DNA-encoded libraries (DEL) are collections of peptides or small molecules attached to DNA tags. In a typical application, libraries are mixed with a protein of interest, non-binders are washed away and those that remain are identified by using PCR to amplify the DNA tags. Two years ago we highlighted an article in which previously identified fragments were merged with molecules identified from DEL. However, because fragments typically have low affinities, screening fragments directly by DEL would seem to be difficult. In a new open-access RSC Medicinal Chemistry paper, Rod Hubbard and collaborators at Vernalis and HitGen describe how to do so. (Rod presented some of this work in April at the CHI DDC meeting.)

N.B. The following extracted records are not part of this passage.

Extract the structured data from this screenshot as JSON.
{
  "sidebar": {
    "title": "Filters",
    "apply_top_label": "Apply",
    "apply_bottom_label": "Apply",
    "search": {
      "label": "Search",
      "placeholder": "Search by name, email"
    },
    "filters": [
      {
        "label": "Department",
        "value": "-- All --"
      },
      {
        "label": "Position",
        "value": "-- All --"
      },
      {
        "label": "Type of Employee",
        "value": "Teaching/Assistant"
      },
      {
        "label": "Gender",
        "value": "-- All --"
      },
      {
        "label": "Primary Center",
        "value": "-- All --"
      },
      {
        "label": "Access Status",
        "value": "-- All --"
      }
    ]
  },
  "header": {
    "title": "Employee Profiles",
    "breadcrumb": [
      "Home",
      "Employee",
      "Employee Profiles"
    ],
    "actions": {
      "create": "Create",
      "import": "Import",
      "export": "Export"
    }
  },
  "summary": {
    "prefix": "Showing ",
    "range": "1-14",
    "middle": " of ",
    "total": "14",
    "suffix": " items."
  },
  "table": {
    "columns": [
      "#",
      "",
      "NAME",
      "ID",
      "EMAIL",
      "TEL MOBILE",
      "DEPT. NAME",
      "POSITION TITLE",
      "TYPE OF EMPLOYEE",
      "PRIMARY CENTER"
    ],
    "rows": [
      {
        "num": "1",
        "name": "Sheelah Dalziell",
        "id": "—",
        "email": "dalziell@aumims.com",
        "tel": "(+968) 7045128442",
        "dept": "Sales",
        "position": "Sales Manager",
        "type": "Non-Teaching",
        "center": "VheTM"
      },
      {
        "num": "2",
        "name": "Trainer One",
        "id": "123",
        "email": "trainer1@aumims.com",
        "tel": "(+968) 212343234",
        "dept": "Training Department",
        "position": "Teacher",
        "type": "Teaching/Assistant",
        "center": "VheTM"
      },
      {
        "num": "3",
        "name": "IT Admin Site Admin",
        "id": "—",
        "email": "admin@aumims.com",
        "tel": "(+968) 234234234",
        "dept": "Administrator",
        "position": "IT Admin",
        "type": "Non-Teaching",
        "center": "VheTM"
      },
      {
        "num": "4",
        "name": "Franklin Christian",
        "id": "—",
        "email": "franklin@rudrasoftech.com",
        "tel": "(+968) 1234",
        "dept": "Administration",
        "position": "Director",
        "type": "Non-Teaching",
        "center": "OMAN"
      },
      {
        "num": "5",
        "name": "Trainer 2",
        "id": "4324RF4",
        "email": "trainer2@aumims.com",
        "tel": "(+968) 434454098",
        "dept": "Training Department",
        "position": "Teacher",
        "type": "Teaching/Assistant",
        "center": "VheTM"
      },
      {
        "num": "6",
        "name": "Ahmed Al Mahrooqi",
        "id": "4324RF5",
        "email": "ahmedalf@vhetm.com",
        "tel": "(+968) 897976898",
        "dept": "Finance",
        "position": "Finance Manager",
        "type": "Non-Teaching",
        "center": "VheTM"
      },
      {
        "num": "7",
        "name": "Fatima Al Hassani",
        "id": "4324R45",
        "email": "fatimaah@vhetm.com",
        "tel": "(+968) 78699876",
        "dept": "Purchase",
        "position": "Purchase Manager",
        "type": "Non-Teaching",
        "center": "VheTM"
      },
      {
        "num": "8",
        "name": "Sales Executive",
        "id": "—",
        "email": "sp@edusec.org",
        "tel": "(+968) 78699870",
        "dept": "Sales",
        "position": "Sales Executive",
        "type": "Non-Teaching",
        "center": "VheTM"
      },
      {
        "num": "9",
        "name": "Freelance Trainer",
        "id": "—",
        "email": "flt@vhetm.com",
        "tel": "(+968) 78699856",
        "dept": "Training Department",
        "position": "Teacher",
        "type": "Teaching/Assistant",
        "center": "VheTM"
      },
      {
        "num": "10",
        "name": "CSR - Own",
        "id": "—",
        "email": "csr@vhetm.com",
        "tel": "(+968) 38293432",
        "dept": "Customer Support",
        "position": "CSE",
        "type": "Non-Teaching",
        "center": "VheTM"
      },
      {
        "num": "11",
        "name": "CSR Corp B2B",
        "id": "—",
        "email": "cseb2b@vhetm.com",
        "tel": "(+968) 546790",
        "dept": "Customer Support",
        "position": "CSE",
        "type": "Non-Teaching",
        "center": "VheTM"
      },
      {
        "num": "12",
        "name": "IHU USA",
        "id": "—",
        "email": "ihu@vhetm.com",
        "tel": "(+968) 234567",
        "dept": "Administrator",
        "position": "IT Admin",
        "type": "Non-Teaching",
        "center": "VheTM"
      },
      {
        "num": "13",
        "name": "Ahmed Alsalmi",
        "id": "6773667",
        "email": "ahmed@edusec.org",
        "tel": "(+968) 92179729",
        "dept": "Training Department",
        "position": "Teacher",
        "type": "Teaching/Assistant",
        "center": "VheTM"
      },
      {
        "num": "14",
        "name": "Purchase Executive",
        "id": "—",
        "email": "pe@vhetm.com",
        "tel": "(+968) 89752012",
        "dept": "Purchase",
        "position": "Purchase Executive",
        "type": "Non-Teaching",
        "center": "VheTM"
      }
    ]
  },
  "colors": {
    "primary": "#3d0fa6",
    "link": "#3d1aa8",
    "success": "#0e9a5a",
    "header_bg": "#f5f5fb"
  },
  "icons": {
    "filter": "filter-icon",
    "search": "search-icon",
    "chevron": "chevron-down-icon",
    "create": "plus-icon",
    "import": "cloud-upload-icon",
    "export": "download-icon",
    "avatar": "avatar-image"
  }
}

To identify weak binders, the researchers turned to photoactivatable fragments that – in the presence of UV light – would bind irreversibly to a nearby protein. Specifically, they used the diazirine tag, which has proven useful in both cell-based screening as well as screens of isolated proteins. Here, the researchers generated two libraries of fragments bound to DNA, with each library member also containing a diazirine tag. The libraries were built using different chemistries and consisted of 15,804 and 23,905 members, small by DEL standards (which often range in the millions) but large by fragment standards.
The PAC-FragmentDEL libraries were incubated against two proteins: the kinase PAK4 and the bacterial enzyme 2-epimerase. Each protein was incubated with both libraries for one hour at room temperature and then treated with ultraviolet light for 10 minutes on ice. Next, the proteins were captured on an affinity resin and washed extensively under denaturing conditions to remove any non-covalently bound library members. Finally, the DNA was amplified by PCR and quantified; any library members that bind to the protein stand out over background.
Of course, there is plenty of opportunity for non-specific binding, so the researchers incorporated several controls, such as omitting the UV-crosslinking step or protein. Moreover, they repeated the experiment in the presence of known high-affinity binders and looked for fragments that were competed.
In the case of PAK4, the researchers identified 301 fragments that could be competed. Eleven of these were further examined (without the DNA tags), all of which demonstrated binding by ligand-observed NMR, and ten of them yielded crystal structures bound to the protein. The examples shown in the paper occupy the hinge-binding site, which the researchers acknowledge is a low bar for fragment screens.
The second target, 2-epimerase, has a more challenging active site, and indeed the hit rate was lower: just 21 competitive fragments were found. But all 9 of those selected for further testing confirmed by ligand-observed NMR, and 5 of them yielded crystal structures.
This paper demonstrates that DEL can be used to identify fragment hits with a fairly low false-positive rate. But do we need yet another fragment-finding method? The researchers point out that PAC-FragmentDEL is fast, with screening and sequencing analysis taking just a few weeks. This also means that fragment libraries can be much larger than for most techniques. Protein requirements are also modest, at around 250 pmol (12.5 mg for a 50 kD protein). They also note that – because of the DNA tag – less intrinsically soluble fragments can be screened, increasing chemical diversity, though one might counter that this could lead to problems down the road.
On the downside, it is not clear whether affinity information can be obtained from the primary screen. Also, the need for a competitive tool molecule could limit choice of targets, as some of the most interesting targets lack any chemical probes. Still, as the researchers note, the competitor could be a peptide or protein, and in a pinch the site of interest could be mutated.
In summary, this looks to be an interesting approach, and I look forward to seeing more applications.